InspectionReport extractInspectionReport(
@PdfContent Path pdfPath,
@SystemMessage String instructions
);
}
private final InspectionExtractorService extractorService;
public AnthropicService(String apiKey) {
this.objectMapper = new ObjectMapper();
this.chatModel = AnthropicChatModel.builder()
.apiKey(apiKey)
.modelName("claude-3-7-sonnet-20250224")
.temperature(0.0)
.build();
// Initialize the AI service with tools
this.extractorService = AIServiceFactory.builder()
.chatLanguageModel(chatModel)
.build()
.create(InspectionExtractorService.class);
}
public InspectionReport processDocument(Path pdfPath) {
logger.info("Processing document with Anthropic model: {}", pdfPath);
String instructions = "Extract all relevant information from this inspection report PDF.";
try {
InspectionReport report = extractorService.extractInspectionReport(pdfPath, instructions);
logger.info("Successfully extracted report data");
return report;
} catch (Exception e) {
logger.error("Error extracting report data", e);
throw new RuntimeException("Failed to process document with Anthropic model", e);
}
}
}
Deployment and Integration
Our service is designed for flexible deployment options:
- Standalone service: Can be deployed as a standalone Spring Boot application
- Embedded component: Can be integrated directly into existing Java applications
- AWS Lambda: Can be packaged for serverless deployment (covered in a future article)

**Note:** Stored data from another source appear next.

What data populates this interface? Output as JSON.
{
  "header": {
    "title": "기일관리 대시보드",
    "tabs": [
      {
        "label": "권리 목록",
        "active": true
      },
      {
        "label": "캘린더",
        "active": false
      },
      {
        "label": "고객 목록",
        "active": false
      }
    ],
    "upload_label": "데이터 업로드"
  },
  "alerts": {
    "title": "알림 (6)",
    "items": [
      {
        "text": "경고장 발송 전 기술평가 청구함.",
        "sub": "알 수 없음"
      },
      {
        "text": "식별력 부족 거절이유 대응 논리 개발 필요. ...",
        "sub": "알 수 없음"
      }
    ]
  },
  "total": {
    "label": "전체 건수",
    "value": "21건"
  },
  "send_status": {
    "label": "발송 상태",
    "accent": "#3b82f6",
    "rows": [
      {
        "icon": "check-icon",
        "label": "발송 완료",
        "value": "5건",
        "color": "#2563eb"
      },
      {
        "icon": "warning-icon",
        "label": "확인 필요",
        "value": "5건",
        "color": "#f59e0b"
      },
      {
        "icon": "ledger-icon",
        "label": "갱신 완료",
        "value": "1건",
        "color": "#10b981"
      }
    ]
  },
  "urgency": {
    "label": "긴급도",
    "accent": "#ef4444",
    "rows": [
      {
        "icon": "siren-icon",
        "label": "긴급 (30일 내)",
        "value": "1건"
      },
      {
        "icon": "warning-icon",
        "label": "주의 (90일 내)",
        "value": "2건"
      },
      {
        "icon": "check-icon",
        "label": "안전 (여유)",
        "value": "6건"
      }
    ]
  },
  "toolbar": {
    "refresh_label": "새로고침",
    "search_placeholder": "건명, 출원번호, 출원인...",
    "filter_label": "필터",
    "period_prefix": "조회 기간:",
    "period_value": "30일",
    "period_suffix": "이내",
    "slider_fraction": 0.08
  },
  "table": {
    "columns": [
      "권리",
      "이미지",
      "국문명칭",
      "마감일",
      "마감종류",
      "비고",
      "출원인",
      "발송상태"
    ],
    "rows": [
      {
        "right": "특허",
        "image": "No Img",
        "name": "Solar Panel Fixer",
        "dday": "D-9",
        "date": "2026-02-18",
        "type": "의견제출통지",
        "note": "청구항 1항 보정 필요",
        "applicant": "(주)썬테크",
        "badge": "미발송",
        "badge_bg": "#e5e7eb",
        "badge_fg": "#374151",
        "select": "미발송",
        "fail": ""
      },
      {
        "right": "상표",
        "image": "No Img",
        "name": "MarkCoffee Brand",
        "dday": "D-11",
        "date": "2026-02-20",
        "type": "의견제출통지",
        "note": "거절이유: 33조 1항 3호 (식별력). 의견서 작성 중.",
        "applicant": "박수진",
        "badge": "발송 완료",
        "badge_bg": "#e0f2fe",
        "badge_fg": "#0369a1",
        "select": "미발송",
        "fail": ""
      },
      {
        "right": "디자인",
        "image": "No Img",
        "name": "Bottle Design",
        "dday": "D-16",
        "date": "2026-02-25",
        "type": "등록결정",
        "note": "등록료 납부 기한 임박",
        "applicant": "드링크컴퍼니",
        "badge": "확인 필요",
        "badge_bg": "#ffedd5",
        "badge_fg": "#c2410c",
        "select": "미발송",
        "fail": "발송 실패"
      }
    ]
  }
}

Performance and Scalability
The Java-based approach offers several advantages:
- Efficient resource usage: Java's mature JIT compiler and memory management
- Horizontal scaling: Easily deployed across multiple instances
- Load balancing: Works with standard load balancing solutions
Future Improvements
In our next article, we'll explore:
- Spring AI integration: Using Spring's official AI abstraction layer for even cleaner integration
- AWS Lambda deployment: Packaging the service for serverless deployment
- Advanced document processing: Handling more complex document types
- Caching and performance optimizations: Reducing API costs and improving throughput
Conclusion
Building an LLM-powered document processing service in Java offers a powerful solution for enterprises looking to leverage AI capabilities without disrupting their existing infrastructure. By using Java libraries like LangChain4J, we can create robust, scalable services that integrate seamlessly with enterprise systems.
While we encountered challenges like the lack of structured output support with Anthropic models in LangChain4J, we were able to develop effective workarounds. In our next article, we'll explore how Spring AI can provide an even more elegant solution for working with various LLM providers.
The code for this project is available on GitHub, so you can adapt it to your own document processing needs.